Anatomic success was defined as the demonstration of a patent lacrimal passage on syringing, or endoscopic visualisation of fluorescein dye at the nasal opening of the anastomoses after a period of at least six months following surgery. Subjective success was defined as the resolution of symptoms of watering following surgery after a period of at least six months. Both included trials used anatomic patency demonstrated by irrigation as a measure of anatomic success. Different effects were seen in these two trials (I2 = 76%). People receiving laser-assisted endonasal DCR were less likely to have a successful operation compared with external DCR (63% versus 91%; risk ratio (RR) 0.69, 95% confidence intervals (CI) 0.52 to 0.92; 64 participants). There was little or no difference in success comparing mechanical endonasal DCR and external DCR (90% in both groups; RR 1.00, CI 0.81 to 1.23; 40 participants). We judged this evidence on success to be very low-certainty, downgrading for risk of bias, imprecision and inconsistency. The trial from Finland also assessed subjective improvement in symptoms following surgery. Resolution of symptoms of watering in outdoor conditions was reported by 84% of the participants in the external DCR group and 59% of those in the laser-assisted endonasal DCR group (RR 0.70, CI 0.51 to 0.97; 64 participants, low-certainty evidence).

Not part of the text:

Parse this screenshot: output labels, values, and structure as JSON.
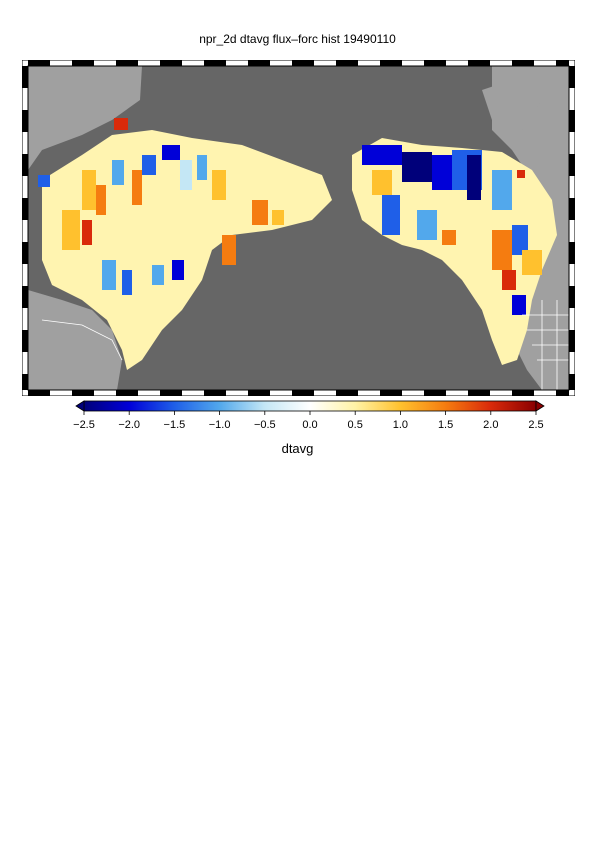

There were no cases of intraoperative bleeding in any participant in the trial that compared laser-assisted endonasal DCR to external DCR. This was in contrast to the trial comparing mechanical endonasal DCR to external DCR in which 45% of participants in both groups experienced intraoperative bleeding (RR 1.00, 95% CI 0.50 to 1.98; 40 participants). We judged this evidence on intraoperative bleeding to be very low-certainty, downgrading for risk of bias, imprecision and inconsistency.
There were only two cases of postoperative bleeding, both in the external DCR group (RR 0.33, 95% CI 0.04 to 3.10; participants = 104; studies = 2). There were only two cases of wound infection/gaping, again both in the external DCR group (RR 0.20, CI 0.01 to 3.92; participants = 40; studies = 1). We judged this evidence on complications to be very low-certainty, downgrading one level for risk of bias and two levels for imprecision due to the very low number of cases.